Sarah Moreno: Uno de los ataques que ha usado el gobierno cubano y sus representantes es sacar la raza de Yotuel Romero, y llamarlo “negrito limpiabotas” y “jinetero”. Me interesa tu opinión sobre este tema y poner un poco en contexto para quienes no son cubanos la discriminación que viven los negros cubanos en la actualidad. 

Alexis Romay: Vayamos por partes: el castrismo, desde sus inicios ha sido un régimen racista, sexista, homófobo y, simultáneamente, poseedor de un inmenso talento para vender —dentro y fuera de la isla— un producto específico: la “Revolución Cubana”, así con mayúsculas. Creo que su único cambio radical ha sido en materia lingüística y en el campo de la propaganda. (Sirva de ejemplo el hecho de que aún muchos de sus detractores, para marcar un antes y un después, se refieran “al triunfo de la Revolución” o que gran parte de la prensa internacional todavía use el título de “presidente” al hablar de Fidel Castro, Raúl Castro o su delfín, Miguel Díaz Canel). Por cierto, ese “negrito”, endilgado a un hombre hecho y derecho que pone el pecho —simbólica y literalmente— para reemplazar el funesto “patria o muerte” con “patria y vida”, recuerda al término racista “boy”, usado, en inglés, por los supremacistas blancos estadounidenses para referirse a los afroamericanos y negros de este país. Cuando no te quitan la humanidad, te infantilizan. Y, si pueden hacer ambas a la vez, se quedan más felices.  

Hago este preámbulo pues no tengo recuerdos de mi vida anteriores a la primera vez en que me lavaran el cerebro con ese cuento de la buena pipa. Durante toda mi infancia, crecí sabiendo que, si no fuera por Fidel —porque insistían en que usara su nombre de pila, que el apellido castrador creaba distancia—, mi destino estaría por siempre conectado al betún y el cepillo. Entiéndase que no denigro la profesión de zapatero o limpiabotas; la denigraban —y aún lo hacen— quiénes me la presentaban cual círculo del infierno dantesco.

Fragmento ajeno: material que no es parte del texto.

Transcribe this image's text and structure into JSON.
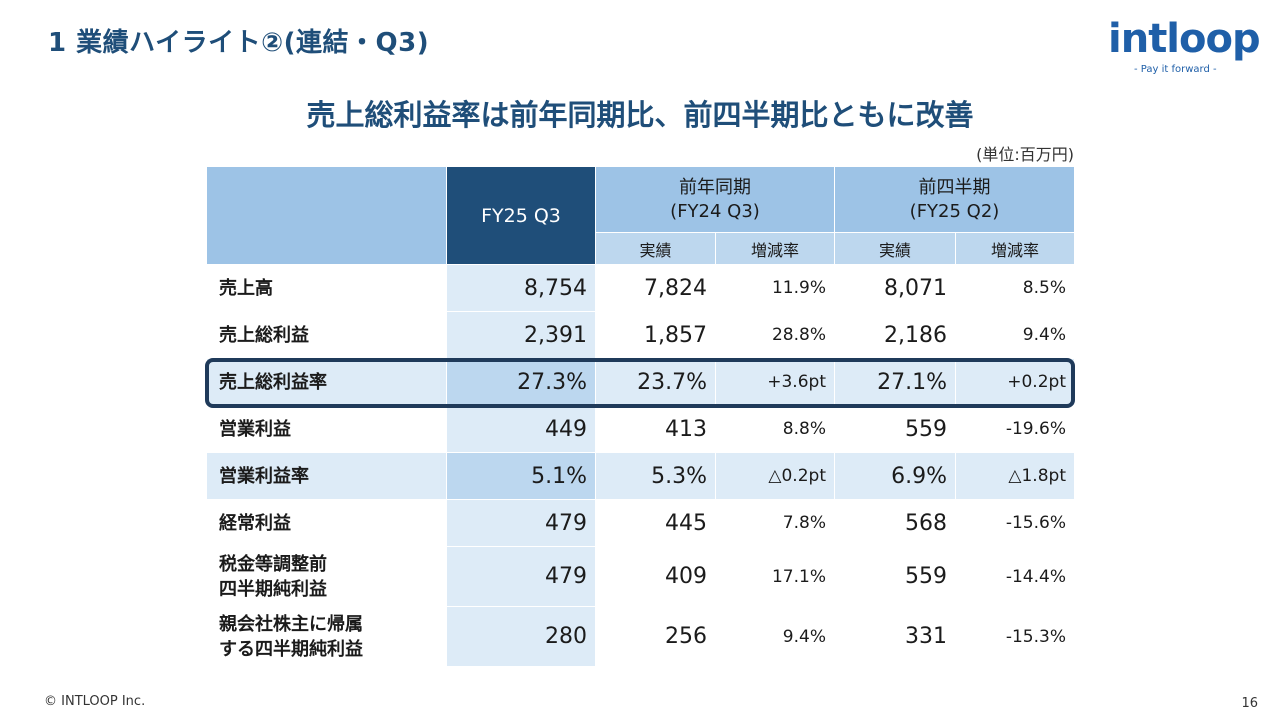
{
  "slide": {
    "title": "1 業績ハイライト②(連結・Q3)",
    "headline": "売上総利益率は前年同期比、前四半期比ともに改善",
    "unit": "(単位:百万円)",
    "footer": "© INTLOOP Inc.",
    "page_number": "16"
  },
  "logo": {
    "word": "intloop",
    "tagline": "- Pay it forward -"
  },
  "table": {
    "header": {
      "current": "FY25 Q3",
      "group_yoy_line1": "前年同期",
      "group_yoy_line2": "(FY24 Q3)",
      "group_qoq_line1": "前四半期",
      "group_qoq_line2": "(FY25 Q2)",
      "actual": "実績",
      "change": "増減率"
    },
    "rows": [
      {
        "label": "売上高",
        "label2": "",
        "cur": "8,754",
        "yoy_val": "7,824",
        "yoy_chg": "11.9%",
        "qoq_val": "8,071",
        "qoq_chg": "8.5%"
      },
      {
        "label": "売上総利益",
        "label2": "",
        "cur": "2,391",
        "yoy_val": "1,857",
        "yoy_chg": "28.8%",
        "qoq_val": "2,186",
        "qoq_chg": "9.4%"
      },
      {
        "label": "売上総利益率",
        "label2": "",
        "cur": "27.3%",
        "yoy_val": "23.7%",
        "yoy_chg": "+3.6pt",
        "qoq_val": "27.1%",
        "qoq_chg": "+0.2pt"
      },
      {
        "label": "営業利益",
        "label2": "",
        "cur": "449",
        "yoy_val": "413",
        "yoy_chg": "8.8%",
        "qoq_val": "559",
        "qoq_chg": "-19.6%"
      },
      {
        "label": "営業利益率",
        "label2": "",
        "cur": "5.1%",
        "yoy_val": "5.3%",
        "yoy_chg": "△0.2pt",
        "qoq_val": "6.9%",
        "qoq_chg": "△1.8pt"
      },
      {
        "label": "経常利益",
        "label2": "",
        "cur": "479",
        "yoy_val": "445",
        "yoy_chg": "7.8%",
        "qoq_val": "568",
        "qoq_chg": "-15.6%"
      },
      {
        "label": "税金等調整前",
        "label2": "四半期純利益",
        "cur": "479",
        "yoy_val": "409",
        "yoy_chg": "17.1%",
        "qoq_val": "559",
        "qoq_chg": "-14.4%"
      },
      {
        "label": "親会社株主に帰属",
        "label2": "する四半期純利益",
        "cur": "280",
        "yoy_val": "256",
        "yoy_chg": "9.4%",
        "qoq_val": "331",
        "qoq_chg": "-15.3%"
      }
    ]
  },
  "colors": {
    "title": "#1f4e79",
    "header_dark": "#1f4e79",
    "header_light": "#9dc3e6",
    "row_shade": "#ddebf7",
    "highlight_border": "#1f3a5a",
    "logo": "#1f5fa8"
  }
}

Fíjate si eso de asustarnos a los cubanos negros y mestizos con aquello de que sin Castro seríamos limpiabotas es sistémico y más viejo que el hambre que lo incluí en “Apuntes en blanco y negro”, un ensayo publicado en 2009 en la revista Caleta, gracias a la gestión de Enrique Del Risco, editor de aquel número especial dedicado a Cuba.

Ese racismo revolucionario me ha acompañado desde que tuve uso de razón: mi padre biológico —quien ocupara una variedad de cargos de alto rango en la diplomacia cubana— se separó de mi madre durante su embarazo porque su familia “no quería hacer trenzas” y no les hacía ninguna gracia criar al negrito. (Ya que estamos: Romay es mi apellido materno; el paterno lo usé en mi escritura hasta 1998 y me lo extirpé —ya sé que suena melodramático— al obtener la ciudadanía estadounidense hace unos 15 años).

Seguimos: en la universidad, el padre de mi novia —otro comunista declarado que pasaba por blanco, como mi padre biológico— prohibió nuestra relación por igual motivo. No en balde, mi primera novela —que, a pesar de lo que piensan muchos de sus lectores, no es autobiográfica— tiene de protagonista a un joven cubano que comparte conmigo generación y raza y malvive con su sueldo de profesor de secundaria, mientras es acosado por la policía, que lo tilda de «ciudadano con características», el eufemismo que usaban conmigo, a diario, desde el patrullero para llamar «a la planta» y verificar si yo —o el protagonista de Salidas de emergencia— le debía cuentas a la justicia. Esto jamás lo hicieron con mis amigos blancos, a quienes ni les pedían el carné de identidad.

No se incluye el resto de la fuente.